No real progress is now expected as European Union countries are divided over how the money raised should be used while Canada opposes the principle of a tax.[...]
 
In the paper called "A Fair and Substantial Contribution by the Financial Sector" (which rather gives the game away), the IMF argues the case for two new levies to be applied in as many countries as possible:

(1) A "financial stability contribution" to pay for "the fiscal cost of any future government support to the sector". The levy would be paid by all financial institutions, not just banks, initially at a flat rate but eventually refined so that riskier institutions paid more.

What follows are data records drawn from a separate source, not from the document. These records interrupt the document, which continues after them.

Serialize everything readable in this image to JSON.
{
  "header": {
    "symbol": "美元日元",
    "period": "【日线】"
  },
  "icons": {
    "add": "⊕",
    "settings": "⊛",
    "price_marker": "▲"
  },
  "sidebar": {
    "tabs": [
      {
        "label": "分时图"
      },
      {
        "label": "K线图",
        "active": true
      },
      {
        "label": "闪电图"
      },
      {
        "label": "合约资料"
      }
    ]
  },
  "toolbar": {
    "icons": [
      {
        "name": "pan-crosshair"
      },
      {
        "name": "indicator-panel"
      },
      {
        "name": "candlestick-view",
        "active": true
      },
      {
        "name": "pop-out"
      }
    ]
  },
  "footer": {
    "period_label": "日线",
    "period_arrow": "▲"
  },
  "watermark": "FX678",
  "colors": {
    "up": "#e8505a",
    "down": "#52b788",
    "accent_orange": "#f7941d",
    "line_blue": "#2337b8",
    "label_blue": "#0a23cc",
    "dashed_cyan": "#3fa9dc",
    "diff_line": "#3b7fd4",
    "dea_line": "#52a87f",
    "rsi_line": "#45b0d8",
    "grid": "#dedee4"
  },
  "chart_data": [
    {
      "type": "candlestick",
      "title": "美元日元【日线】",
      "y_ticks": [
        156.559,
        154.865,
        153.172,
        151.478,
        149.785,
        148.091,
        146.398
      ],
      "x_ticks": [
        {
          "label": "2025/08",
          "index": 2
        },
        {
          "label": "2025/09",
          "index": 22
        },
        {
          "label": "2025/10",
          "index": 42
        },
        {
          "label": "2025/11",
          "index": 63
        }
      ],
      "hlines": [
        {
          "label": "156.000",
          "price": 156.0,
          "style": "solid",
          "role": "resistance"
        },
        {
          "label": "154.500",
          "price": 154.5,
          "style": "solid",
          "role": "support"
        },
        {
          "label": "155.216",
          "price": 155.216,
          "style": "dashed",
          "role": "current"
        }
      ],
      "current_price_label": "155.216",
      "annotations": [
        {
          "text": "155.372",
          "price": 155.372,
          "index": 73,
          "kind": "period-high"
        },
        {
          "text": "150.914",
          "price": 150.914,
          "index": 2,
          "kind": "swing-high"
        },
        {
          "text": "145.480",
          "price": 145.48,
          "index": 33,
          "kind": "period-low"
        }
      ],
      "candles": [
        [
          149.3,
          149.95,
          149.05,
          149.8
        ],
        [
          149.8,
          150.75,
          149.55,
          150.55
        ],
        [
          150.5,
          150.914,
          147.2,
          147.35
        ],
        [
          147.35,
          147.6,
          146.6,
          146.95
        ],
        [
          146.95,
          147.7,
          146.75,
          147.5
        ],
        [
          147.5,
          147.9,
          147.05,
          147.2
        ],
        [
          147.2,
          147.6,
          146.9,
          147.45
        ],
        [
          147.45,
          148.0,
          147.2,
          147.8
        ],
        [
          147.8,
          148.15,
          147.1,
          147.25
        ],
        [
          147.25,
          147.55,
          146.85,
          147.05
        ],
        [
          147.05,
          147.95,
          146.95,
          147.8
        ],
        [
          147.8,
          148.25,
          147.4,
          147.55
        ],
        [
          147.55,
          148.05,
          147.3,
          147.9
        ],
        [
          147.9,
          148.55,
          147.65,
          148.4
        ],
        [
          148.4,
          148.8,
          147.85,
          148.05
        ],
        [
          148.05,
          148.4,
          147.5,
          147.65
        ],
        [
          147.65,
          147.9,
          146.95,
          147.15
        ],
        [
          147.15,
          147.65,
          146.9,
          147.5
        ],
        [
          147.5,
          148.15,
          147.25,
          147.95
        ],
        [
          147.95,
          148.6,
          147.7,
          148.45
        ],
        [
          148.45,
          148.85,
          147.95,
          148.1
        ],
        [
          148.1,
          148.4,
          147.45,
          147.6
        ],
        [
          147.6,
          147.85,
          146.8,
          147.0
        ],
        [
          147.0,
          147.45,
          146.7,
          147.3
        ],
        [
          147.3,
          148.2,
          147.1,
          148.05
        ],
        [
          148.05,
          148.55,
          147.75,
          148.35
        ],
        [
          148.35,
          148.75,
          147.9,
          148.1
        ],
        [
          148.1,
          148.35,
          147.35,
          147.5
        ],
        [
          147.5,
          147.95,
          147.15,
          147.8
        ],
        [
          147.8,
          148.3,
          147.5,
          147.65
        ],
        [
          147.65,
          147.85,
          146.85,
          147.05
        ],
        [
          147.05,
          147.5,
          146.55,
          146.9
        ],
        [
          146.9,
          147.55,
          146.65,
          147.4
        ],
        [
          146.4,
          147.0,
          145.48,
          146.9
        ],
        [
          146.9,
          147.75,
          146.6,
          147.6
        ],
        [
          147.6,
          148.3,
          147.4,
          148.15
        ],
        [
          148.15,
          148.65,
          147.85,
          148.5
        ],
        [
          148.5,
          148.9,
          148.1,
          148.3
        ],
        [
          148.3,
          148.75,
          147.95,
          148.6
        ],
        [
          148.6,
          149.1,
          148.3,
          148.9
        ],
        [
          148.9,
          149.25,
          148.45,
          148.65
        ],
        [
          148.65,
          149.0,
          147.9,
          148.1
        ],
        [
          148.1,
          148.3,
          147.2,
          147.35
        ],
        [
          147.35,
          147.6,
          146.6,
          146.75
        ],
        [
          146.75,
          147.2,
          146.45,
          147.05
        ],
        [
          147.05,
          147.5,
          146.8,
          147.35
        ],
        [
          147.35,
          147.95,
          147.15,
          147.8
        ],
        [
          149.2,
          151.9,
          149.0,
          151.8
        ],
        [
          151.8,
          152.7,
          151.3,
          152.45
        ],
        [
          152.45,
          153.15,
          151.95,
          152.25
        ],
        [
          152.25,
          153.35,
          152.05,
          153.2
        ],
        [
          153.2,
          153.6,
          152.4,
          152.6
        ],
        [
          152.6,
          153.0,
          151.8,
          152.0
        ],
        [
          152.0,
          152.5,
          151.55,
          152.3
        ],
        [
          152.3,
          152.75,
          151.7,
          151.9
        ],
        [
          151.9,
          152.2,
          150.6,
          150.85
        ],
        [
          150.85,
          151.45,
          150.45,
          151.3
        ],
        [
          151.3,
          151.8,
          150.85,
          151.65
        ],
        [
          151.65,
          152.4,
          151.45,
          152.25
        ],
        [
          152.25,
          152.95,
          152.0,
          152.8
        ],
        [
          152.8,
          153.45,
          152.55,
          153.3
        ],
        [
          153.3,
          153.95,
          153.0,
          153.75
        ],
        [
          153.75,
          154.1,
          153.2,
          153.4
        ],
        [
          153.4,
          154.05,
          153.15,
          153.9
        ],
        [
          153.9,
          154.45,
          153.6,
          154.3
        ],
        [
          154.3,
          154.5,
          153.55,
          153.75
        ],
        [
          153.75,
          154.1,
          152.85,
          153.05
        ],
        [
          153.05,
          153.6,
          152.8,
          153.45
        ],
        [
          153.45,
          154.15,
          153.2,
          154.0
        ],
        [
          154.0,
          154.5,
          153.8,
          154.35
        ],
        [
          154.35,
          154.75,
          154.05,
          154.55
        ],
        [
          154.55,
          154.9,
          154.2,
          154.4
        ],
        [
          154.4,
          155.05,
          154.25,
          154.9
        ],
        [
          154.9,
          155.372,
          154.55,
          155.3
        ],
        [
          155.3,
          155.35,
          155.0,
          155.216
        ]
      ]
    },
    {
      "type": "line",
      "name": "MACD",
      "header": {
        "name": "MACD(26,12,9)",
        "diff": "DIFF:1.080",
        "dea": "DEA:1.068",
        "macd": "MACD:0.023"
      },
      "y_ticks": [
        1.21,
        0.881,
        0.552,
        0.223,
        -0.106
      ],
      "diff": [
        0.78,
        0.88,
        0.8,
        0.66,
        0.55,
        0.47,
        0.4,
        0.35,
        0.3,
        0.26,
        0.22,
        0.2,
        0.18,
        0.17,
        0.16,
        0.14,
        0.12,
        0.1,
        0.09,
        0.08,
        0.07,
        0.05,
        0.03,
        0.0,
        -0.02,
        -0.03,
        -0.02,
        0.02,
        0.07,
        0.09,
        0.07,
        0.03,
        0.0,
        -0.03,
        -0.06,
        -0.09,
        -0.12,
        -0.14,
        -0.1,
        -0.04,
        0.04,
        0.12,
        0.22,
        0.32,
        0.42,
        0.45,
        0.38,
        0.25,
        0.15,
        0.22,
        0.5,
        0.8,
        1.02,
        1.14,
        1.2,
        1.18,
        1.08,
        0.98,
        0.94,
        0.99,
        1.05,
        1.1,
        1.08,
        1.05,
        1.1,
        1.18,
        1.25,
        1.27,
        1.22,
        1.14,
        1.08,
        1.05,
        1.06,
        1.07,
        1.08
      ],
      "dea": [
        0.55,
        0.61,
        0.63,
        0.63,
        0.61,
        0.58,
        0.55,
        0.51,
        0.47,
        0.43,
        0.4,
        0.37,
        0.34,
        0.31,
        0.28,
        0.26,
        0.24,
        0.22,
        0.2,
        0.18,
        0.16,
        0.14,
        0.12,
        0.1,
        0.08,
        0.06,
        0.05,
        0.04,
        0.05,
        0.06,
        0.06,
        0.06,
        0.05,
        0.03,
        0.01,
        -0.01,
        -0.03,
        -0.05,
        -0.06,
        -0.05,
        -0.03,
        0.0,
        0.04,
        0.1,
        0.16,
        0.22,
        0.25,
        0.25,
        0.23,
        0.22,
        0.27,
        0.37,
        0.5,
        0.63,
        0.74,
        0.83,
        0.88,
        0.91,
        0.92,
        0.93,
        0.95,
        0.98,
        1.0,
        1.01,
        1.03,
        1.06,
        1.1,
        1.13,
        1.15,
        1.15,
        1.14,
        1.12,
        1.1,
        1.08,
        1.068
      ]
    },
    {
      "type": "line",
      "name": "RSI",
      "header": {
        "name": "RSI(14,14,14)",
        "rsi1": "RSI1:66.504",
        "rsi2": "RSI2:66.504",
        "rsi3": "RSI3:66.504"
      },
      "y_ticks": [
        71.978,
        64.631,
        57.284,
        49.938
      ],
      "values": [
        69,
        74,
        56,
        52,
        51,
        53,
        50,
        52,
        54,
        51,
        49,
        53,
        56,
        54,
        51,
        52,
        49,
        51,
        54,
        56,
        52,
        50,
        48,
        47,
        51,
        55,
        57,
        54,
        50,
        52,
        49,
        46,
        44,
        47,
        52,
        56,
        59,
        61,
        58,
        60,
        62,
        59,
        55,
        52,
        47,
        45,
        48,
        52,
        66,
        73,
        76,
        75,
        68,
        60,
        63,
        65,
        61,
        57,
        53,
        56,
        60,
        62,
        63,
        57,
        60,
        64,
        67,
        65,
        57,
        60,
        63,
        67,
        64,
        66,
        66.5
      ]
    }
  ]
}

(2) A "financial activities tax", which would be levied on the sum of financial institutions' profits and the remuneration they pay.

http://www.bbc.co.uk/blogs/thereporters/robertpeston/2010/04/imf_wants_two_big_new_taxes_on.html
 
Quote from seasideheights:

In the paper called "A Fair and Substantial Contribution by the Financial Sector" (which rather gives the game away), the IMF argues the case for two new levies to be applied in as many countries as possible:

(1) A "financial stability contribution" to pay for "the fiscal cost of any future government support to the sector". The levy would be paid by all financial institutions, not just banks, initially at a flat rate but eventually refined so that riskier institutions paid more.

(2) A "financial activities tax", which would be levied on the sum of financial institutions' profits and the remuneration they pay.

http://www.bbc.co.uk/blogs/thereporters/robertpeston/2010/04/imf_wants_two_big_new_taxes_on.html

Well no Tobin Tax is a good thing. It will be interesting to see how this entire taxation deal works out.